Signaling 'the end' too early
Many Coloradans will interpret the end of the statewide mask mandate as a signal that the crisis is over and “that we're on our way out of the pandemic,” even if that’s premature, said Joni Reynolds, Gunnison County’s public health director.
Without the statewide order, employees of counties or businesses that want to maintain mask requirements will have to enforce the policy, which could put them at risk.
She said she and others in local public health have voiced their concerns to the governor and his team, but so far it’s been unpersuasive.
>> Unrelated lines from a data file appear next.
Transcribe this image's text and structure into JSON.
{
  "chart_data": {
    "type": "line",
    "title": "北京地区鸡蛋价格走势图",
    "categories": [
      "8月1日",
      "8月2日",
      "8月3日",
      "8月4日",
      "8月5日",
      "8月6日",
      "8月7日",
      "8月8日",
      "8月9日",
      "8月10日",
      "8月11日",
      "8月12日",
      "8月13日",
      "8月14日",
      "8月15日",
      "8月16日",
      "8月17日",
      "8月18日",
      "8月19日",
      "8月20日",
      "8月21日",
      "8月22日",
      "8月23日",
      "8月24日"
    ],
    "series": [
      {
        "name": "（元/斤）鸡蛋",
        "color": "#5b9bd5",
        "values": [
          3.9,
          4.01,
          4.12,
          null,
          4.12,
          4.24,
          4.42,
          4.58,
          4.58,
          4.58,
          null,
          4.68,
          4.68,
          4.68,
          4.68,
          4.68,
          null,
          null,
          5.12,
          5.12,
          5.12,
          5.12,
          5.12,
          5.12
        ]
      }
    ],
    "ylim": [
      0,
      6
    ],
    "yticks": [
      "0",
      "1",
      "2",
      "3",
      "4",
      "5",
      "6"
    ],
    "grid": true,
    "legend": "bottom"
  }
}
“I feel powerless there,” she said. “I don't feel like my voice is influential in those state decisions.”
Reynolds issued a mask mandate early in the pandemic last March and said she plans to keep it in place in Gunnison until it expires this summer, regardless of what the state does.
“My intent is to stay with that until July 1,” she said.
National public health experts are urging states like Colorado to hold on to their mask mandates for just a few more weeks, perhaps until Memorial Day, when many more people will be vaccinated and schools will be out.
“We're really at this pivotal point,” said Dr. John Swartzberg, a clinical professor emeritus and expert in infectious diseases at the UC Berkeley School of Public Health.
“If we do hang on for a few more weeks,” if states like Colorado, and the nation, can successfully vaccinate a large part of the population, then summer could look much more normal. Many more people won’t get sick, hospitalized or die, and the U.S. can avoid another brutal wave, like recently in Europe, or even more catastrophically, in Brazil, where variants have run wild.
Elbert County’s Smith said the community has their hearts set on hosting a major annual event, the Elizabeth Stampede Rodeo the first week of June. The event, which hosts crowds of 2,100, was canceled last year for the first time since World War II, Smith said. He hopes the overall situation looks favorable enough for it to happen this year.
“We still got two months (until then),” he said. “The reality is at some point we’ve got to dip our feet in the water,” while still having safeguards in place.
Editor's Note: A previous version of this story misstated Dwayne Smith's name.